Despite the expectations set by web-based maps, the process at Duke is nothing so easy as tapping a name or address into a big search engine.  “We can’t just serve up data and overlay streets and demographics for analysis.” Pruitt says. Plus, healthcare information is sensitive and all the work must happen in Duke’s enterprise data warehouse behind a secure firewall.

This is where automation comes into play with what Pruitt calls “big geo-data” elements, layers of presorted geographical data, processing and standardization that “premodel” and “precorrelate” health care scenarios for researchers.

Duke starts with an automated geocoding system that amends and verifies every address entering its healthcare system against a USPS database for accurate spelling, abbreviations and nine digit zip codes. The standardized addresses are next passed through a commercial mapping database and geocoded to a street- or rooftop-level of accuracy (any lesser accuracy is discarded).

With latitude and longitude residence data, geographic boundaries of U.S. census block group IDs, census tracts and metro statistical IDs are overlaid. With a block group ID, Duke can then import all the U.S. census data (including median income, average commute time and transit options, the percentage of people with high school and college degrees and the percentage on public assistance) that is reported for every block group in the U.S.

What Duke gets is an environmental comparison of socioeconomic indicators at a block level (usually 100 to 500 people) to an individual or group of patients. More information arrives from the Census Bureau’s ongoing American Community population surveys, which aggregate and apply more layers of information – such as ages, disabilities, health insurance – to every block group. Between postal and census data, Pruitt says, Duke can physically plot about 10,000 data elements, none of which would have come from a doctor’s appointment.

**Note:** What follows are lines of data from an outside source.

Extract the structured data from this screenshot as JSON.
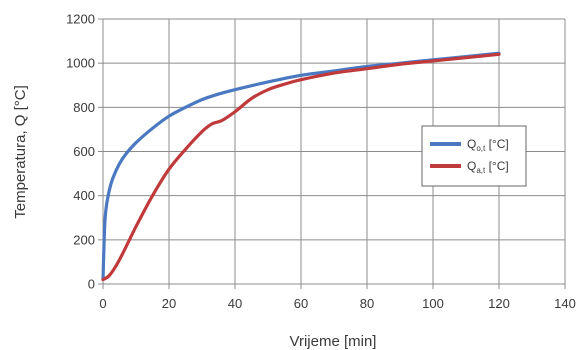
{
  "chart_data": {
    "type": "line",
    "title": "",
    "xlabel": "Vrijeme [min]",
    "ylabel": "Temperatura, Q [°C]",
    "xlim": [
      0,
      140
    ],
    "ylim": [
      0,
      1200
    ],
    "xticks": [
      0,
      20,
      40,
      60,
      80,
      100,
      120,
      140
    ],
    "yticks": [
      0,
      200,
      400,
      600,
      800,
      1000,
      1200
    ],
    "grid": true,
    "legend_position": "right",
    "series": [
      {
        "name": "Q",
        "name_subscript": "o,t",
        "name_suffix": " [°C]",
        "color": "#4a78c1",
        "x": [
          0,
          0.5,
          1,
          2,
          3,
          5,
          7,
          10,
          15,
          20,
          25,
          30,
          35,
          40,
          50,
          60,
          70,
          80,
          90,
          100,
          110,
          120
        ],
        "y": [
          20,
          260,
          350,
          430,
          480,
          545,
          590,
          640,
          705,
          760,
          800,
          835,
          860,
          880,
          915,
          945,
          965,
          985,
          1000,
          1015,
          1030,
          1045
        ]
      },
      {
        "name": "Q",
        "name_subscript": "a,t",
        "name_suffix": " [°C]",
        "color": "#c0393b",
        "x": [
          0,
          2,
          5,
          10,
          15,
          20,
          25,
          30,
          33,
          36,
          40,
          45,
          50,
          55,
          60,
          70,
          80,
          90,
          100,
          110,
          120
        ],
        "y": [
          20,
          40,
          110,
          260,
          400,
          520,
          610,
          690,
          725,
          740,
          780,
          840,
          880,
          905,
          925,
          955,
          975,
          995,
          1010,
          1025,
          1040
        ]
      }
    ]
  }
}
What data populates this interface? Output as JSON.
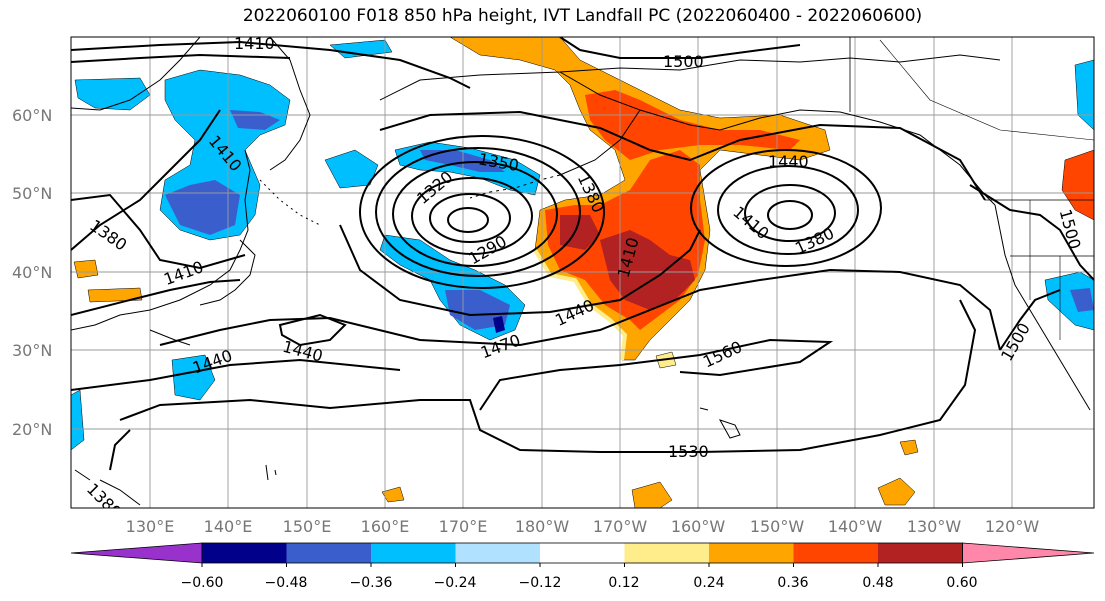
{
  "title": "2022060100 F018 850 hPa height, IVT Landfall PC (2022060400 - 2022060600)",
  "lat_labels": [
    "60°N",
    "50°N",
    "40°N",
    "30°N",
    "20°N"
  ],
  "lon_labels": [
    "130°E",
    "140°E",
    "150°E",
    "160°E",
    "170°E",
    "180°W",
    "170°W",
    "160°W",
    "150°W",
    "140°W",
    "130°W",
    "120°W"
  ],
  "contour_labels": {
    "c1410_top": "1410",
    "c1500_top": "1500",
    "c1410_left": "1410",
    "c1380_left": "1380",
    "c1410_mid": "1410",
    "c1350": "1350",
    "c1320": "1320",
    "c1290": "1290",
    "c1380_center": "1380",
    "c1410_center": "1410",
    "c1440_center": "1440",
    "c1440_right": "1440",
    "c1410_right": "1410",
    "c1380_right": "1380",
    "c1470": "1470",
    "c1440_low1": "1440",
    "c1440_low2": "1440",
    "c1560": "1560",
    "c1530": "1530",
    "c1500_right": "1500",
    "c1500_edge": "1500",
    "c1380_bottom": "1380"
  },
  "colorbar": {
    "ticks": [
      "−0.60",
      "−0.48",
      "−0.36",
      "−0.24",
      "−0.12",
      "0.12",
      "0.24",
      "0.36",
      "0.48",
      "0.60"
    ],
    "colors": [
      "#9932cc",
      "#00008b",
      "#3a5fcd",
      "#00bfff",
      "#b0e2ff",
      "#ffffff",
      "#ffec8b",
      "#ffa500",
      "#ff4500",
      "#b22222",
      "#ff88aa"
    ]
  },
  "colors": {
    "strong_positive": "#b22222",
    "positive": "#ff4500",
    "moderate_positive": "#ffa500",
    "weak_positive": "#ffec8b",
    "weak_negative": "#b0e2ff",
    "negative": "#00bfff",
    "strong_negative": "#3a5fcd",
    "very_strong_negative": "#00008b"
  }
}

All that data is available now to Duke researchers, who can select a cohort (grouping of patients, e.g., diabetics), filter it and analyze it in regression models that determine which socioeconomic and other variables are actually relevant to their group.

“It’s a way of taking the bias out of traditional analysis where a researcher says, 'Let’s see if median income or public assistance plays a role,' and you only have the benefit of a handful of variables,” Pruitt says. “Instead of that, you let your statistical models tell you what’s going on and where the true correlations exist.” 

Big Data Results

Pruitt sees the system’s benefits initially extending to researchers and clinicians. “Visualize it like this: A patient comes in with certain symptoms, you run probability models on those symptoms, but then you also have the geographic influences that let you visualize an outbreak of flu in a neighborhood,” she says. “This is valuable information you could certainly serve back to the doctor and the community.” By extension, a third constituency is the patients themselves, who might better see how environmental conditions affect diabetes or heart disease.

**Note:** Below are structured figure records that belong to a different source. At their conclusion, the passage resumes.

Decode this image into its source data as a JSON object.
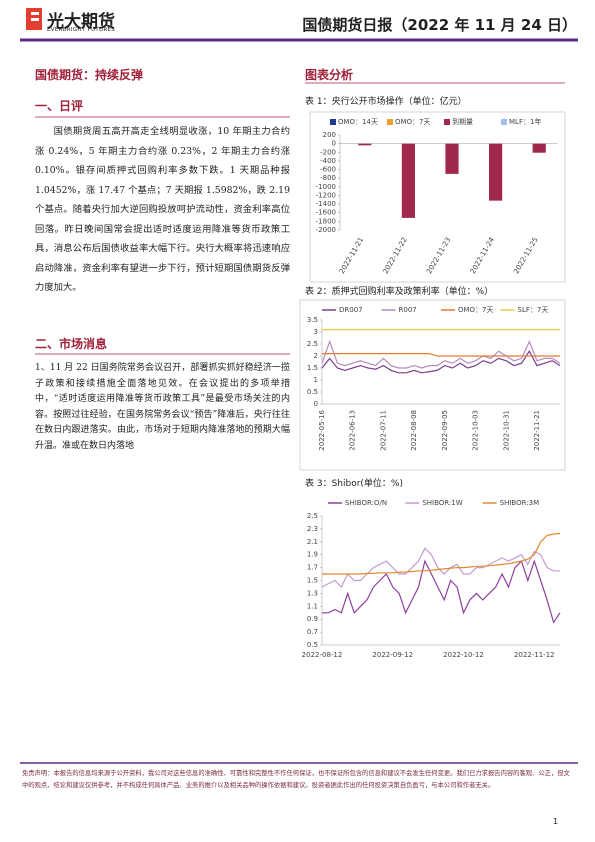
{
  "header": {
    "logo_cn": "光大期货",
    "logo_en": "EVERBRIGHT FUTURES",
    "title": "国债期货日报（2022 年 11 月 24 日）"
  },
  "left": {
    "heading": "国债期货：持续反弹",
    "section1": {
      "title": "一、日评",
      "text": "国债期货周五高开高走全线明显收涨，10 年期主力合约涨 0.24%，5 年期主力合约涨 0.23%，2 年期主力合约涨 0.10%。银存间质押式回购利率多数下跌。1 天期品种报 1.0452%，涨 17.47 个基点；7 天期报 1.5982%，跌 2.19 个基点。随着央行加大逆回购投放呵护流动性，资金利率高位回落。昨日晚间国常会提出适时适度运用降准等货币政策工具，消息公布后国债收益率大幅下行。央行大概率将迅速响应启动降准，资金利率有望进一步下行，预计短期国债期货反弹力度加大。"
    },
    "section2": {
      "title": "二、市场消息",
      "text": "1、11 月 22 日国务院常务会议召开，部署抓实抓好稳经济一揽子政策和接续措施全面落地见效。在会议提出的多项举措中，“适时适度运用降准等货币政策工具”是最受市场关注的内容。按照过往经验，在国务院常务会议“预告”降准后，央行往往在数日内跟进落实。由此，市场对于短期内降准落地的预期大幅升温。准或在数日内落地"
    }
  },
  "right": {
    "heading": "图表分析"
  },
  "chart_data": [
    {
      "type": "bar",
      "title": "表 1：央行公开市场操作（单位：亿元）",
      "categories": [
        "2022-11-21",
        "2022-11-22",
        "2022-11-23",
        "2022-11-24",
        "2022-11-25"
      ],
      "series": [
        {
          "name": "OMO：14天",
          "color": "#1f3a93",
          "values": [
            null,
            null,
            null,
            null,
            null
          ]
        },
        {
          "name": "OMO：7天",
          "color": "#f0a030",
          "values": [
            null,
            null,
            null,
            null,
            null
          ]
        },
        {
          "name": "到期量",
          "color": "#a0284a",
          "values": [
            -40,
            -1720,
            -700,
            -1320,
            -210
          ]
        },
        {
          "name": "MLF：1年",
          "color": "#9dc3e6",
          "values": [
            null,
            null,
            null,
            null,
            null
          ]
        }
      ],
      "ylim": [
        -2000,
        200
      ],
      "yticks": [
        200,
        0,
        -200,
        -400,
        -600,
        -800,
        -1000,
        -1200,
        -1400,
        -1600,
        -1800,
        -2000
      ]
    },
    {
      "type": "line",
      "title": "表 2：质押式回购利率及政策利率（单位：%）",
      "categories": [
        "2022-05-16",
        null,
        null,
        null,
        "2022-06-13",
        null,
        null,
        null,
        "2022-07-11",
        null,
        null,
        null,
        "2022-08-08",
        null,
        null,
        null,
        "2022-09-05",
        null,
        null,
        null,
        "2022-10-03",
        null,
        null,
        null,
        "2022-10-31",
        null,
        null,
        null,
        "2022-11-21",
        null,
        null,
        null
      ],
      "series": [
        {
          "name": "DR007",
          "color": "#7b3f8c",
          "values": [
            1.5,
            1.9,
            1.5,
            1.4,
            1.5,
            1.6,
            1.5,
            1.45,
            1.6,
            1.4,
            1.3,
            1.3,
            1.4,
            1.3,
            1.35,
            1.4,
            1.6,
            1.5,
            1.7,
            1.5,
            1.6,
            1.8,
            1.7,
            1.9,
            1.8,
            1.6,
            1.7,
            2.2,
            1.6,
            1.7,
            1.8,
            1.6
          ]
        },
        {
          "name": "R007",
          "color": "#b48ac0",
          "values": [
            1.7,
            2.6,
            1.7,
            1.6,
            1.7,
            1.8,
            1.7,
            1.6,
            1.9,
            1.6,
            1.5,
            1.5,
            1.6,
            1.5,
            1.6,
            1.6,
            1.8,
            1.7,
            1.9,
            1.7,
            1.8,
            2.0,
            1.9,
            2.2,
            2.0,
            1.8,
            1.9,
            2.6,
            1.8,
            1.9,
            1.9,
            1.7
          ]
        },
        {
          "name": "OMO：7天",
          "color": "#e07b39",
          "values": [
            2.1,
            2.1,
            2.1,
            2.1,
            2.1,
            2.1,
            2.1,
            2.1,
            2.1,
            2.1,
            2.1,
            2.1,
            2.1,
            2.1,
            2.1,
            2.0,
            2.0,
            2.0,
            2.0,
            2.0,
            2.0,
            2.0,
            2.0,
            2.0,
            2.0,
            2.0,
            2.0,
            2.0,
            2.0,
            2.0,
            2.0,
            2.0
          ]
        },
        {
          "name": "SLF：7天",
          "color": "#f2c744",
          "values": [
            3.1,
            3.1,
            3.1,
            3.1,
            3.1,
            3.1,
            3.1,
            3.1,
            3.1,
            3.1,
            3.1,
            3.1,
            3.1,
            3.1,
            3.1,
            3.1,
            3.1,
            3.1,
            3.1,
            3.1,
            3.1,
            3.1,
            3.1,
            3.1,
            3.1,
            3.1,
            3.1,
            3.1,
            3.1,
            3.1,
            3.1,
            3.1
          ]
        }
      ],
      "ylim": [
        0,
        3.5
      ],
      "yticks": [
        0,
        0.5,
        1,
        1.5,
        2,
        2.5,
        3,
        3.5
      ],
      "rotate_x": true
    },
    {
      "type": "line",
      "title": "表 3：Shibor(单位：%)",
      "categories": [
        "2022-08-12",
        null,
        null,
        null,
        null,
        null,
        null,
        null,
        null,
        null,
        null,
        "2022-09-12",
        null,
        null,
        null,
        null,
        null,
        null,
        null,
        null,
        null,
        null,
        "2022-10-12",
        null,
        null,
        null,
        null,
        null,
        null,
        null,
        null,
        null,
        null,
        "2022-11-12",
        null,
        null,
        null,
        null
      ],
      "series": [
        {
          "name": "SHIBOR:O/N",
          "color": "#8e3fa0",
          "values": [
            1.0,
            1.0,
            1.05,
            1.0,
            1.3,
            1.0,
            1.1,
            1.2,
            1.4,
            1.5,
            1.6,
            1.4,
            1.3,
            1.0,
            1.2,
            1.4,
            1.8,
            1.6,
            1.4,
            1.2,
            1.5,
            1.4,
            1.0,
            1.2,
            1.3,
            1.2,
            1.3,
            1.4,
            1.6,
            1.4,
            1.7,
            1.8,
            1.5,
            1.8,
            1.5,
            1.2,
            0.85,
            1.0
          ]
        },
        {
          "name": "SHIBOR:1W",
          "color": "#c39bd3",
          "values": [
            1.4,
            1.45,
            1.5,
            1.4,
            1.6,
            1.5,
            1.5,
            1.6,
            1.7,
            1.75,
            1.8,
            1.7,
            1.6,
            1.6,
            1.7,
            1.8,
            2.0,
            1.9,
            1.7,
            1.6,
            1.7,
            1.75,
            1.6,
            1.6,
            1.7,
            1.7,
            1.75,
            1.8,
            1.85,
            1.8,
            1.85,
            1.9,
            1.75,
            1.95,
            1.9,
            1.7,
            1.65,
            1.65
          ]
        },
        {
          "name": "SHIBOR:3M",
          "color": "#e08a2c",
          "values": [
            1.6,
            1.6,
            1.6,
            1.6,
            1.6,
            1.6,
            1.6,
            1.61,
            1.61,
            1.62,
            1.62,
            1.62,
            1.63,
            1.63,
            1.64,
            1.65,
            1.65,
            1.66,
            1.67,
            1.68,
            1.69,
            1.7,
            1.7,
            1.71,
            1.72,
            1.72,
            1.73,
            1.74,
            1.75,
            1.76,
            1.78,
            1.8,
            1.83,
            1.9,
            2.1,
            2.2,
            2.22,
            2.23
          ]
        }
      ],
      "ylim": [
        0.5,
        2.5
      ],
      "yticks": [
        0.5,
        0.7,
        0.9,
        1.1,
        1.3,
        1.5,
        1.7,
        1.9,
        2.1,
        2.3,
        2.5
      ],
      "rotate_x": false
    }
  ],
  "footer": {
    "disclaimer": "免责声明：本报告的信息均来源于公开资料，我公司对这些信息的准确性、可靠性和完整性不作任何保证，也不保证所包含的信息和建议不会发生任何变更。我们已力求报告内容的客观、公正，但文中的观点、结论和建议仅供参考，并不构成任何具体产品、业务的推介以及相关品种的操作依据和建议。投资者据此作出的任何投资决策自负盈亏，与本公司和作者无关。",
    "page": "1"
  }
}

Duke is now working on a proof of concept, developing algorithms for map locations and patient proximities. In the setup, smoking behavior has been correlated with different geographic signatures to predict where people are likely to smoke, which would be helpful in real-time interventions.

Pruitt also is creating on-demand models that scale to the full population of electronic health records and could be used for any number of purposes, such as tracking outbreaks of food-borne illness to routing patients to the most cost-effective facilities for hip replacements.

“It’s easy to visualize or just say, ‘Oh, this person lives in a low income neighborhood with lots of fast food restaurants.’ You could probably do that very quickly,” she says. ”But the only way to really understand the statistical significance of what’s going on and where else it’s happening or going to happen is through infrastructure development, by pre-downloading that data, prepping and pre-relating that data to every address and every EHR.”